Every time I go to a new dance school, I become frightened and anxious. Will I be able to keep up with the class I have chosen (the class levels and the labels vary from dance school to dance school so you never know what you’re getting)? What will the other dancers be like? Will I accidentally take someone’s barre spot? Barre spot territoriality is no joke, by the way. Take this from someone who has previously been angrily chased away by a ballerina when I came too close to her regular spot. So I huddled in the corner, while the other dancers took their places.  I had never seen Kathryn Sullivan-in a picture or in person-but I assumed that the lady standing by the piano was the famed ballet instructor. It turned out, I was correct. Ms. Sullivan-dressed in a green leotard and ballet slippers-turned out to be the rare kind of teacher who wants to know her students by name even if the student is just a mere drop-in.

The class started out with a facing-the-barre warm-up of the hips followed by a plié warm-up and two tendu sequences. I was pleasantly surprised by the flexed battement jette, which is done with a short staccato rhythm and is meant to build up the strength of the inner thigh muscle. The barre was much shorter than in Ms. L’s classes (Ms. L, my regular teacher, teaches only Vaganova) and I fumbled on the frappe (the bane of any ballet student, who has multiple teachers all teaching different schools of ballet).

The center adagio and jumps, however, was where the real beauty of Ms. Sullivan’s teaching style came through.
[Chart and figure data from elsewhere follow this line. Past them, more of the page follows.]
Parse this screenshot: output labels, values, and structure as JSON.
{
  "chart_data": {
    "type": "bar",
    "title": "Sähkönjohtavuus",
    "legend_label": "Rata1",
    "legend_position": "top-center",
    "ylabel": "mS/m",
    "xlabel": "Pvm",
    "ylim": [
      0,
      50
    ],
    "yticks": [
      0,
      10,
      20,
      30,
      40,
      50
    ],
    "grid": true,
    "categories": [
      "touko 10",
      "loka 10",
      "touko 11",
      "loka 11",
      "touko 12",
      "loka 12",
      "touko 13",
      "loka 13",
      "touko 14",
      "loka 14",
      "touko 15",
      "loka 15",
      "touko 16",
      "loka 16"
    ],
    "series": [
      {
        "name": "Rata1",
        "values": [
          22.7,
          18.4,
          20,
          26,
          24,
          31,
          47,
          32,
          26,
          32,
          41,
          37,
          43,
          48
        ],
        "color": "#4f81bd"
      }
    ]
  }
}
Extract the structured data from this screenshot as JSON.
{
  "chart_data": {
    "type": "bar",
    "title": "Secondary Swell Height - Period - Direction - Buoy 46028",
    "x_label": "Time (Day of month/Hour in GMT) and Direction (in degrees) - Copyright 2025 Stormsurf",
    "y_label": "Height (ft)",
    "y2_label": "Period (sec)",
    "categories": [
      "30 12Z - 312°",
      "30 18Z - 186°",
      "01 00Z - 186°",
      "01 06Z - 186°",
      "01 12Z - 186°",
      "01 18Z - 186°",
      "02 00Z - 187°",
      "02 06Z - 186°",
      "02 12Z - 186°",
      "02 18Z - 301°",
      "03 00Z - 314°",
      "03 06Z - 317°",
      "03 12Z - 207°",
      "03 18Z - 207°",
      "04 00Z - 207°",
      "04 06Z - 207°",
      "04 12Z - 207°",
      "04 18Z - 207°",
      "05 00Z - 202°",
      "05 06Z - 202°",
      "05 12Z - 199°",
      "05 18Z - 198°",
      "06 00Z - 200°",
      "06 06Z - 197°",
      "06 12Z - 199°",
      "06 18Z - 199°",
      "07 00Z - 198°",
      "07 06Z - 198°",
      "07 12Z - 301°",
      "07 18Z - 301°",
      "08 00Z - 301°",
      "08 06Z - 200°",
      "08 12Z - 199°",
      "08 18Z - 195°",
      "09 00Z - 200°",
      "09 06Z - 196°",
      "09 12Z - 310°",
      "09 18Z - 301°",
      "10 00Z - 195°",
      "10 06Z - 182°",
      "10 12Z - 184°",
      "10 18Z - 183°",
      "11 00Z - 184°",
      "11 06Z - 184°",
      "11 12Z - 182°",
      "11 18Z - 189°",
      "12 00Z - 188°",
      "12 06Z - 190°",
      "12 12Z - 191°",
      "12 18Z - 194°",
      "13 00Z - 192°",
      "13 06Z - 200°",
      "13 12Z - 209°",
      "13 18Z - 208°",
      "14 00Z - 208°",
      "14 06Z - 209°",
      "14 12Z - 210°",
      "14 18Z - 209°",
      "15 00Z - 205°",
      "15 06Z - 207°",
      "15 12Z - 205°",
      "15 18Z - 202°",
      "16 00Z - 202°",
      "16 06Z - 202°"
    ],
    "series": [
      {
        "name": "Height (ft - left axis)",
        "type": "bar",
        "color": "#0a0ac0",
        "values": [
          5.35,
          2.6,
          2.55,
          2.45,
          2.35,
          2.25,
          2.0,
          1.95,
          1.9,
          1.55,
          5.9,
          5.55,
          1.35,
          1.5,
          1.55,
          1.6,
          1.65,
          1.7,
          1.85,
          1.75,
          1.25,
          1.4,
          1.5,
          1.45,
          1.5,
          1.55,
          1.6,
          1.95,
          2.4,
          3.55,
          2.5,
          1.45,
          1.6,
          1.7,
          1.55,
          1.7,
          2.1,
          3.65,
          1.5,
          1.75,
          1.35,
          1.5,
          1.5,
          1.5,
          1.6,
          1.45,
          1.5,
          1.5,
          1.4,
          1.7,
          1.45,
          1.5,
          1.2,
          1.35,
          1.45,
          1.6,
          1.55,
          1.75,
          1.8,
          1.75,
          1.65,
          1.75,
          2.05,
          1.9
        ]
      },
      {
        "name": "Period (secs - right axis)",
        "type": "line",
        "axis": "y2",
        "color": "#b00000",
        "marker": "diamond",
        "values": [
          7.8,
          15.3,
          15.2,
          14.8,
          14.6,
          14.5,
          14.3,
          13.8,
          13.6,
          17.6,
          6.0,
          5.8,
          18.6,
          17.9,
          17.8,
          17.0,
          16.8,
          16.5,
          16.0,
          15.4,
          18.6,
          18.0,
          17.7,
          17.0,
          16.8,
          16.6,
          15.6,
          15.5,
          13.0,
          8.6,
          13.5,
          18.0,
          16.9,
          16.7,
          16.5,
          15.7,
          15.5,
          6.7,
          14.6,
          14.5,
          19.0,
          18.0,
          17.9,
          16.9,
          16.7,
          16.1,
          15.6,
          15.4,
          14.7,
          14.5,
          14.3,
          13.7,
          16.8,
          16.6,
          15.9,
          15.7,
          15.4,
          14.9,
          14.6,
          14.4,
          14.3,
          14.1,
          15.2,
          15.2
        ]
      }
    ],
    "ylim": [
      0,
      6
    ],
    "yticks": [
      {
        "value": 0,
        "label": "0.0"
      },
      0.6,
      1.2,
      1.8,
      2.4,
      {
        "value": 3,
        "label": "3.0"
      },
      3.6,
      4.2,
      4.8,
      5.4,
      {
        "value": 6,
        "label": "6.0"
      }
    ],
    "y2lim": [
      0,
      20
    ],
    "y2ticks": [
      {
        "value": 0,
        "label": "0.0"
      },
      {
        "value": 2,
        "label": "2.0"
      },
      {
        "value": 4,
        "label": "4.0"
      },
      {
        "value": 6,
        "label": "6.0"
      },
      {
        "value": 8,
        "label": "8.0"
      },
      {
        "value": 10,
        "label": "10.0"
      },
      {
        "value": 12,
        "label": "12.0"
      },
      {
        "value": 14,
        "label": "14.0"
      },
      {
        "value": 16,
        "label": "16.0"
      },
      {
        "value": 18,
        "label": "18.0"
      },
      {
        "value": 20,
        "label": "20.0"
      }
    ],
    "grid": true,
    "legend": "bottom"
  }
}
She is one of those “no adult-ballet student left behind” teachers. The music will be stopped and Ms. Sullivan will go over the steps again and again until every student has a confident grasp of the material being taught.

After the last whirlwind of grand allegro, I was sweaty, happy and fulfilled. I desperately wanted to linger in the class, take a stretch or two and practice some pirouettes, but the students for the next class were already filing around the door. Sadly, it was time to go back up to the dressing room, pack up and head to JFK.